1 Mayıs 2008’i Taksim’de kutlama hazırlıkları sürerken biz de 19 Nisan SSGSS’yi protesto eylemlerine katılıyorduk. Ankara SSGSS eyleminden dönerken 1 Mayıs’ı nerede ve nasıl kutlayacağımız tartışmaları yapılmaya başlandı. Nevşehir Eğitim-Sen olarak, öncelikle 1 Mayıs’ın Nevşehir’de kutlanmasını tartıştık. Ama bu konuda bir anlayış ve irade birliği yakalayamadık.

Genelde geç kaldığımız düşüncesiyle yanı başımızdaki illerde düzenlenecek 1 Mayıs mitinglerine destek verme alternatifi düşünüldü. Daha önce BDSP’li arkadaşların girişimiyle 6 Nisan’da başlatılan Kırşehir 1 Mayıs mitingine destek verme kararı alındı. “Her yer 1 Mayıs, her yer Taksim!” anlayışıyla hareket ederek, Kırşehir’deki 1 Mayıs’a 100’ü aşkın bir kitle ile destek verdik.

Kırşehir’e ulaştığımızda kitle Ahi Meydanı’na ulaşmıştı. Yürüyüş bölümüne katılamasak da, alanda kitleyle buluştuk. “Yaşasın 1 Mayıs!”, “Biji yek gulan!”, “Yaşasın halkların kardeşliği!” sloganlarıyla alana girdik. Büyük bir ilgiyle karşılandık.

Biz Sosyalist Kamu Emekçileri olarak Kırşehir BDSP pankartı altında yerimizi aldık. Kızılırmak Kültür Evi adlı (üniversiteli genç arkadaşların kurduğu) dernek de pankartıyla alanda yerini aldı. BDSP ve Kızılırmak Kültür Evi Derneği reformizme karşı devrimci duruşta ortaklaştı.
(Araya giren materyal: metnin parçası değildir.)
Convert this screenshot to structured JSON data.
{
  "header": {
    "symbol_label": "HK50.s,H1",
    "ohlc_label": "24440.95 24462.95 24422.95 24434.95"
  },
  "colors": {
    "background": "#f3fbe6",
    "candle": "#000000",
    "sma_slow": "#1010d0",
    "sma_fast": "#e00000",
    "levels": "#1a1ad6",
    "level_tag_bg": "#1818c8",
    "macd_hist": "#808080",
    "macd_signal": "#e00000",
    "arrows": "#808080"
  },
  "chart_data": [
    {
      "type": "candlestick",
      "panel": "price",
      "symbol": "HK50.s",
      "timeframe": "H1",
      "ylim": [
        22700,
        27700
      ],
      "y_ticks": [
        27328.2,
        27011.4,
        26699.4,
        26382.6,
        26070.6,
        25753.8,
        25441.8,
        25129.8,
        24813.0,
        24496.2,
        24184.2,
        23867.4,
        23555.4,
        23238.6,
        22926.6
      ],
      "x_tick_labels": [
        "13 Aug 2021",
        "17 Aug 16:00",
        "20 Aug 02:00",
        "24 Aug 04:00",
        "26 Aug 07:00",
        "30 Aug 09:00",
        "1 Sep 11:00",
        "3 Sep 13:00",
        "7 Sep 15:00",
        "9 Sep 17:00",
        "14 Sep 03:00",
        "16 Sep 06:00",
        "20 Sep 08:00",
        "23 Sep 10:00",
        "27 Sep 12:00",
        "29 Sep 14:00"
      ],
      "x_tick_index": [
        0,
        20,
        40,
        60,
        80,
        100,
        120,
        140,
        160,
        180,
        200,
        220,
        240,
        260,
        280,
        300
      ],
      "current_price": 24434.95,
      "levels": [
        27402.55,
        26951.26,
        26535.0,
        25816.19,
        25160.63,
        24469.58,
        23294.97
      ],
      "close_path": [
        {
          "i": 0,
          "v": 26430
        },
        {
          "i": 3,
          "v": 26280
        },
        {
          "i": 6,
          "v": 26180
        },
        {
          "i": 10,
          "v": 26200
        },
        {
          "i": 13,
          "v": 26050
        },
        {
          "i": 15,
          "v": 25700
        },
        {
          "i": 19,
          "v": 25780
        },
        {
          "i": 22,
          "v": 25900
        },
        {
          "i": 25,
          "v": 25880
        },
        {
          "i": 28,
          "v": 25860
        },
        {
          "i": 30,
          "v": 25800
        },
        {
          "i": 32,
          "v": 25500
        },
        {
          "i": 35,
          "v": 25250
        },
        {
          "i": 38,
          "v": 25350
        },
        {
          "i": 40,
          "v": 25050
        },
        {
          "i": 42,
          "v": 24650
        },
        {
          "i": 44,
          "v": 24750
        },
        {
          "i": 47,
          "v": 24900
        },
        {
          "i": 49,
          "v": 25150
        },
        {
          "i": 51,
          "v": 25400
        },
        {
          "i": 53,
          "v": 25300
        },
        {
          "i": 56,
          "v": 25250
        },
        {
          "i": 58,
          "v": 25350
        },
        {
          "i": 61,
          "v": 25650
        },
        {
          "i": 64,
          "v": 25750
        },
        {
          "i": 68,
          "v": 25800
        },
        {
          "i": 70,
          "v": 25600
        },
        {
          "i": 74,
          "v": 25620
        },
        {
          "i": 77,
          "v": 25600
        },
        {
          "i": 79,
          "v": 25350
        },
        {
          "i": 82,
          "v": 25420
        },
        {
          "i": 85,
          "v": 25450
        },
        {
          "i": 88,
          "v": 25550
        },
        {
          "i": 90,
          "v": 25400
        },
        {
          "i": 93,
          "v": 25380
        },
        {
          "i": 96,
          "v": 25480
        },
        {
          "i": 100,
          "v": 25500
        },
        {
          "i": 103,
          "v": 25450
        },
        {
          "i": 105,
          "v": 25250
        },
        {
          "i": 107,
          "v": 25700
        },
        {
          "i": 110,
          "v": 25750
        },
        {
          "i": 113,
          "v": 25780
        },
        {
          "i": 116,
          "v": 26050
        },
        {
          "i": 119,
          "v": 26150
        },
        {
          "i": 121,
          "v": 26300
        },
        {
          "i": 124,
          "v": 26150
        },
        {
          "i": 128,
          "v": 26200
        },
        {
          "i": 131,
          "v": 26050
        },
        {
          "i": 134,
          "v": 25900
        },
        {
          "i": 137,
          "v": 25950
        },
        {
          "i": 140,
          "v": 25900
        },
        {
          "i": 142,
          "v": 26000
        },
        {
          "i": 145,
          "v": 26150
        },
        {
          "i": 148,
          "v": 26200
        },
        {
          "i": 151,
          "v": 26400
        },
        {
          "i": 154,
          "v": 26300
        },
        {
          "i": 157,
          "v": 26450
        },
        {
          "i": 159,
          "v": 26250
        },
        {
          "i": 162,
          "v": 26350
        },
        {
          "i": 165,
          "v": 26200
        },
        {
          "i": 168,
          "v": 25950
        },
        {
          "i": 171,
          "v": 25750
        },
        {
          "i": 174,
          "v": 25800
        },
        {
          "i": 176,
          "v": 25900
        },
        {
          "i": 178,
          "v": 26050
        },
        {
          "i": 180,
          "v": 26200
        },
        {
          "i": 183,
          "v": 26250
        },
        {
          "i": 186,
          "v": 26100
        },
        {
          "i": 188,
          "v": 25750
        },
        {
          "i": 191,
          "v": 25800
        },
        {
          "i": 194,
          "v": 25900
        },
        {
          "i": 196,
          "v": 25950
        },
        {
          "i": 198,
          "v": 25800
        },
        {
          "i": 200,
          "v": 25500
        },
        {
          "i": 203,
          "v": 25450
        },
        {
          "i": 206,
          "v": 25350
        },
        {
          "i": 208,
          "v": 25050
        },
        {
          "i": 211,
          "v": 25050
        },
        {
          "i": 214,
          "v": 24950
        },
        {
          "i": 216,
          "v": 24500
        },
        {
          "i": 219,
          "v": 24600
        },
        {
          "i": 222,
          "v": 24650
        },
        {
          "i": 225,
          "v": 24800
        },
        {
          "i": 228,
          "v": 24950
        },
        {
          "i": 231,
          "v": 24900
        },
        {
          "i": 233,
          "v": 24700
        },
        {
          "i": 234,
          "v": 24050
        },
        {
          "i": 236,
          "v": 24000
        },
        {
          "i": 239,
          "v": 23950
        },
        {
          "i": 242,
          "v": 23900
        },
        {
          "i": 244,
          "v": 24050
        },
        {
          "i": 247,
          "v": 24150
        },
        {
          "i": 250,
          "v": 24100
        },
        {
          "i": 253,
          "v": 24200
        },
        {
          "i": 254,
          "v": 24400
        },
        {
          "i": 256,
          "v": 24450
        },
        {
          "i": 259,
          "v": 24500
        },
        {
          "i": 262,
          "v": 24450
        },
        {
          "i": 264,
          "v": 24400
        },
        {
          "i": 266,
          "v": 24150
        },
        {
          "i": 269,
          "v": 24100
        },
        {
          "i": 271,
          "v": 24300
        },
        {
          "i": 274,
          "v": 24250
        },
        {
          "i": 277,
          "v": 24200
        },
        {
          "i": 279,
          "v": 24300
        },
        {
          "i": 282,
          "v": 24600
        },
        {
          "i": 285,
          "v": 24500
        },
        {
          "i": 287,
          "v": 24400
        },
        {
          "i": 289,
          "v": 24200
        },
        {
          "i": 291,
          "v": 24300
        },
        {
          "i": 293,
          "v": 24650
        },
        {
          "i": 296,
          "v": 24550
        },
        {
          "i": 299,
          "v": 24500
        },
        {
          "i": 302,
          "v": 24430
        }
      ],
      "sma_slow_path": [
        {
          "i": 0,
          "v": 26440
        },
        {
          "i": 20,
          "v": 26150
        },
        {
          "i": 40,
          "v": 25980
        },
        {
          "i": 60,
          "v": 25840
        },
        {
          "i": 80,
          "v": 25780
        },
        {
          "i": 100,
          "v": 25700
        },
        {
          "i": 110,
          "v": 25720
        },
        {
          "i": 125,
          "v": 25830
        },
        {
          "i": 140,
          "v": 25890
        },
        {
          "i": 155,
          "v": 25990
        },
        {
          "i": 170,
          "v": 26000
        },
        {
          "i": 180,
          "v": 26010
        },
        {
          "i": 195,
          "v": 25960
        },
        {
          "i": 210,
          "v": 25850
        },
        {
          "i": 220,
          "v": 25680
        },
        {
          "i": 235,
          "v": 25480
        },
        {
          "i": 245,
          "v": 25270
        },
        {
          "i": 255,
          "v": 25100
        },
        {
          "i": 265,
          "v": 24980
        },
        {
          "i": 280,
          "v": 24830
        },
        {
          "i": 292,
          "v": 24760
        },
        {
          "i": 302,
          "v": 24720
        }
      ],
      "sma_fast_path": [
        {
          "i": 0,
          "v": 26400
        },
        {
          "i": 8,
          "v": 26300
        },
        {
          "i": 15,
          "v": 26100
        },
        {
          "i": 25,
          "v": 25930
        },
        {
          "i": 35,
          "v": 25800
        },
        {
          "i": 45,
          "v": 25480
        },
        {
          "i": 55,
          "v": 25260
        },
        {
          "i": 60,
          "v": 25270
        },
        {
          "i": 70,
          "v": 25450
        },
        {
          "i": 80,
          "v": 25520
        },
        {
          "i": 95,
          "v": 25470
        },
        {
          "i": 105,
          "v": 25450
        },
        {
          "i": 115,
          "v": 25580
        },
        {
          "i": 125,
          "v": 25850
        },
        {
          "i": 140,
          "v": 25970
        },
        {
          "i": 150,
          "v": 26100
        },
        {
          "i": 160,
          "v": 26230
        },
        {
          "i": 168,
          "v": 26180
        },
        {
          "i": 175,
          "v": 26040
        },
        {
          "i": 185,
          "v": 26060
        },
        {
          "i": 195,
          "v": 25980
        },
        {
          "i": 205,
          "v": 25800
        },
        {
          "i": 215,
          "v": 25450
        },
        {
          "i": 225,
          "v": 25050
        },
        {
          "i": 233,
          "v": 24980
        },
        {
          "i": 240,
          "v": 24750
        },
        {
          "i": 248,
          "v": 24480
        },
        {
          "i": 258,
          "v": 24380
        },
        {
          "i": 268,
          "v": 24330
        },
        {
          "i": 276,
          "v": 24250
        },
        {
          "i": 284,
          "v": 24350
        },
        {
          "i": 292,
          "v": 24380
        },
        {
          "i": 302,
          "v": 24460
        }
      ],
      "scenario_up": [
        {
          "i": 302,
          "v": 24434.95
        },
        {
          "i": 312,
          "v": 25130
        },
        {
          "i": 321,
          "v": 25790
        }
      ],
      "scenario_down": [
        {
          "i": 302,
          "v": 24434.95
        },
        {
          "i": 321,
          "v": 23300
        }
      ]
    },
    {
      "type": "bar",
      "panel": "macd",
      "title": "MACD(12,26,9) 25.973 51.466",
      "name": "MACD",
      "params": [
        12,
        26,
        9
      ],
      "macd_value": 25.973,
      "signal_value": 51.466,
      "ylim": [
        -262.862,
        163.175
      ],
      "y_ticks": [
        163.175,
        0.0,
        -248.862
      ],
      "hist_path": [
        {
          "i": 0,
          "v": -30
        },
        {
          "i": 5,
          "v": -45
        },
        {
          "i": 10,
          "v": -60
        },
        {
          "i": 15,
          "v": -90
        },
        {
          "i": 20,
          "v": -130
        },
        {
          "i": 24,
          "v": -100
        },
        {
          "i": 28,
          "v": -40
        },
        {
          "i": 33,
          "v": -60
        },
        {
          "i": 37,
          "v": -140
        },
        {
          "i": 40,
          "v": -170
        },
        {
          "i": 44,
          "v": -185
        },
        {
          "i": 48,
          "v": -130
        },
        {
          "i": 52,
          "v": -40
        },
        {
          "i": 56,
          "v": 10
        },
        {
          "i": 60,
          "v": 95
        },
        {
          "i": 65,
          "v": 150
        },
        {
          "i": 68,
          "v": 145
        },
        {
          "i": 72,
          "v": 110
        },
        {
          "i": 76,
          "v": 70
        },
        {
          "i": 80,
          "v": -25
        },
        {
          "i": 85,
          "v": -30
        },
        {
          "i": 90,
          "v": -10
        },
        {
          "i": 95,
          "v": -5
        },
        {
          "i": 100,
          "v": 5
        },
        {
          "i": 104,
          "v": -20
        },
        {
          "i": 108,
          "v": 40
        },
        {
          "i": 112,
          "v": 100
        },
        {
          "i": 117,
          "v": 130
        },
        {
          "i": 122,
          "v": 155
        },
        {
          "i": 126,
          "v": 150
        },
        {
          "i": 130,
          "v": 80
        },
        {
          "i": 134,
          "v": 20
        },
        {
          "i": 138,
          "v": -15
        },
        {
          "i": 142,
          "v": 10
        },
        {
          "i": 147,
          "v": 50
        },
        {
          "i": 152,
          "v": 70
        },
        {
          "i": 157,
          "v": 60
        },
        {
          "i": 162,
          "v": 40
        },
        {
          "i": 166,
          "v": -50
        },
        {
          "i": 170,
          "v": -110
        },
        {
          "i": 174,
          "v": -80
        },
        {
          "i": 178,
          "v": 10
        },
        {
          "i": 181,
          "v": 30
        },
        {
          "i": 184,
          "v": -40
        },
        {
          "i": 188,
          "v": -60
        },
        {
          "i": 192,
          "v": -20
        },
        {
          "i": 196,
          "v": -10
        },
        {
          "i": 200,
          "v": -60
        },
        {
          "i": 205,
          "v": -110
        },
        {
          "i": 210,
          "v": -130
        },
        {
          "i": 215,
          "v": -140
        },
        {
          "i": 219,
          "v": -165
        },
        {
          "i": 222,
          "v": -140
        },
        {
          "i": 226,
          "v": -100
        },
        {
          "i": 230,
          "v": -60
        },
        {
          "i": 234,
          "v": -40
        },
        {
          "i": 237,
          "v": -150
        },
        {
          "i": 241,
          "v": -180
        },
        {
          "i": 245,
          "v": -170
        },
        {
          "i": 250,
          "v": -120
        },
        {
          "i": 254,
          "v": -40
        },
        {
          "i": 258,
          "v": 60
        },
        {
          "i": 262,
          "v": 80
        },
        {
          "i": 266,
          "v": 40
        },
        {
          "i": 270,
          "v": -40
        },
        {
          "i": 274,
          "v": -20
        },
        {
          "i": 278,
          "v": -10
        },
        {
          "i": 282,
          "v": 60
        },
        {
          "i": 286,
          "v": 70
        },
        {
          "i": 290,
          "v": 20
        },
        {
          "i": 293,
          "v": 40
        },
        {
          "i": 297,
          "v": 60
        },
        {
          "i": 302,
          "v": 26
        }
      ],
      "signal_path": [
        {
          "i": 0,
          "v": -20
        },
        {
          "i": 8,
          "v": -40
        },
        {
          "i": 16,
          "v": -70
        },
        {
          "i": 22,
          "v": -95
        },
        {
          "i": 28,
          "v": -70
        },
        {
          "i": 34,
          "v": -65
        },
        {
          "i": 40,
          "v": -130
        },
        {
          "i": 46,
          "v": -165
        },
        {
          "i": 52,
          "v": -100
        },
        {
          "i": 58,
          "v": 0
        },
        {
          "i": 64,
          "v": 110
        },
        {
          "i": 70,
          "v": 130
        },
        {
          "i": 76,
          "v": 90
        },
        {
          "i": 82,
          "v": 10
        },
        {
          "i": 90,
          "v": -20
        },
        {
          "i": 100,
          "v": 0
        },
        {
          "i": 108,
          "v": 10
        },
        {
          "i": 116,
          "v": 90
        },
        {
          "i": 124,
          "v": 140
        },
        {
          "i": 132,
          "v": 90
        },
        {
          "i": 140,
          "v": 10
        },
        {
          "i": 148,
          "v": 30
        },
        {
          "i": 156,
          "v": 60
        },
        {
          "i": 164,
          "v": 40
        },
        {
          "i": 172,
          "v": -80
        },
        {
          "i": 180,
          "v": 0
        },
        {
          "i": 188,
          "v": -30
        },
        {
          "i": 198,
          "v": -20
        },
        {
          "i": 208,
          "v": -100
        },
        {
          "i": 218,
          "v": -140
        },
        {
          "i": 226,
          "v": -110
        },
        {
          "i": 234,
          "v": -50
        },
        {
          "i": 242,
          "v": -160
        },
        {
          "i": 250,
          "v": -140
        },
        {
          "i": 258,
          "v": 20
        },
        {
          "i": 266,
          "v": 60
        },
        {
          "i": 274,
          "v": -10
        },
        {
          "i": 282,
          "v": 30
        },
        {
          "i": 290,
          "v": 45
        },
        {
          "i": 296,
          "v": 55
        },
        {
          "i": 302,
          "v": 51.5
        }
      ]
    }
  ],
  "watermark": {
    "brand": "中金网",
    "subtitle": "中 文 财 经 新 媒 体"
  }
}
Kürsüden yapılan konuşmalara reformizm damgasını vurdu. Konuşmalar boyunca hem propaganda-ajitasyon konuşmaları yaptık hem de devrimci 1 Mayıs’a yakışan şiarlarımızı haykırdık. Halaylarla coştuk. “Her yer Taksim, her yer 1 Mayıs!” şiarıyla alandan ayrıldık.